The RZ350 had a variable exhaust port valve called the Yamaha Power Valve System (YPVS) that was controlled by a basic computer. The YPVS could open and close the valve to move the height of the exhaust port and thus affect the exhaust port timing. This provided lower RPM torque while retaining high RPM power. The interchangeability of many of the major engine components with the Yamaha Banshee ATV has allowed strong aftermarket support for the RZ350.

The RZ had a 500cc stablemate called the RZ500. It came in a red-on-white color scheme. It was a twin-crank V4 (much like the GP bikes of the era) and was a quite different bike. Some distributors and dealers sold these bikes with custom paint jobs, causing confusion about OEM paint schemes.
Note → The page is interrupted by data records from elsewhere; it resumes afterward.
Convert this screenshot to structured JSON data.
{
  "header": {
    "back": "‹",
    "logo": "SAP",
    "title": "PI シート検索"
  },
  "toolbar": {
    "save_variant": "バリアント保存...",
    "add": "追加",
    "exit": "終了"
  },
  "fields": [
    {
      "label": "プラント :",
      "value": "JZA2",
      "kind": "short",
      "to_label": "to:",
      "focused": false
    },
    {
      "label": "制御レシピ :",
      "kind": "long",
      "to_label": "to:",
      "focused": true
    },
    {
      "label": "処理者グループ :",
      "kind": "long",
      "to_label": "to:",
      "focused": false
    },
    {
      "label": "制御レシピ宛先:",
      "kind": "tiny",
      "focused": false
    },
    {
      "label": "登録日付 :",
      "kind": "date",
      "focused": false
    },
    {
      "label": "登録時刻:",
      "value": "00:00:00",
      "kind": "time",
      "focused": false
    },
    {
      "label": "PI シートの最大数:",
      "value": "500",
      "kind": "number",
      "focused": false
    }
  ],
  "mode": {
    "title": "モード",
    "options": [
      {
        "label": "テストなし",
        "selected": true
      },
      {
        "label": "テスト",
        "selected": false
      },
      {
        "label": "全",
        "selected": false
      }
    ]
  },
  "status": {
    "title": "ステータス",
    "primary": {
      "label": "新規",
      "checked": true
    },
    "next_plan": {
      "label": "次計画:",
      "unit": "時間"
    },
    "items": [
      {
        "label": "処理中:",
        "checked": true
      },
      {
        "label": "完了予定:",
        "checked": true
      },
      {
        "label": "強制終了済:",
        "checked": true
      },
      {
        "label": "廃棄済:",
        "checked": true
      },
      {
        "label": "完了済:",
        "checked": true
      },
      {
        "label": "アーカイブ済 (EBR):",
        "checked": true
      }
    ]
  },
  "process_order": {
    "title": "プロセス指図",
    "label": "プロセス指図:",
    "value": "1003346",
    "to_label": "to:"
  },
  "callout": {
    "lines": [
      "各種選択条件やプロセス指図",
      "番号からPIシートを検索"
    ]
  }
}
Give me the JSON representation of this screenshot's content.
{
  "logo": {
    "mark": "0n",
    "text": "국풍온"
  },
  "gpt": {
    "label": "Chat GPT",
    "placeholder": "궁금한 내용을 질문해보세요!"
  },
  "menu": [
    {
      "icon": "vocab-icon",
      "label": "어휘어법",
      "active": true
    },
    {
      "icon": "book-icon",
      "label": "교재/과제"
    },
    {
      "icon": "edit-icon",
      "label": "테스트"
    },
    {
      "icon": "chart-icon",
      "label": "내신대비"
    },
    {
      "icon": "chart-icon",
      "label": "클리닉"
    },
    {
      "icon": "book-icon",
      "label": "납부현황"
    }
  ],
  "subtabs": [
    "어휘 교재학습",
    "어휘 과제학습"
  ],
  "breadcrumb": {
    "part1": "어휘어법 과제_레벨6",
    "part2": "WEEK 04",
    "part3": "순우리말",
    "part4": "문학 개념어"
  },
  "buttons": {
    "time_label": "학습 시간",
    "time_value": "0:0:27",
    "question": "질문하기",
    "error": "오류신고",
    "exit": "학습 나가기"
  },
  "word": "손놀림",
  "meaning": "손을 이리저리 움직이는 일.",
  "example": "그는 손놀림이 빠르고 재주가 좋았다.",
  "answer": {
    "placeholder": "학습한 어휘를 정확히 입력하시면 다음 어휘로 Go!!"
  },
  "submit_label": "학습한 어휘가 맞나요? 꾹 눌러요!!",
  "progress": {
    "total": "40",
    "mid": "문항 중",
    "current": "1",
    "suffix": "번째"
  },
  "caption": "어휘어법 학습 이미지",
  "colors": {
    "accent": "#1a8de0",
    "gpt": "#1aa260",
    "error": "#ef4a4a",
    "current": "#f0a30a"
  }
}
In many countries, these bikes were known as RDs, but in North America and Australia they were called RZs. In Australia, England, Canada, and the USA the Yamaha RD series (RD60, RD125, RD200, RD250, RD350, RD400) from which the later RZ/RD were descended, were first released in the 1970s as air-cooled two-strokes. In 1980 the bikes had a redesign using ideas Yamaha gained from two-stroke Grand Prix and production race experiences. They also became liquid-cooled and had 'LC' appended to the name to designate this e.g.: RD350LC - some people referred to them as the "Elsie". The LC is the link between the earlier air-cooled RDs, and the later power valve (YPVS) equipped RZ series. The most common capacities sold in Australia were 250cc (maximum capacity allowed for new road riders) and 350cc.

The name changed to RZ (in Australia at least), with the introduction of the variable exhaust valve design in 1983 on the 'K' model. This was a whole new bike and although similar in concept, did not share any parts of the earlier LC series.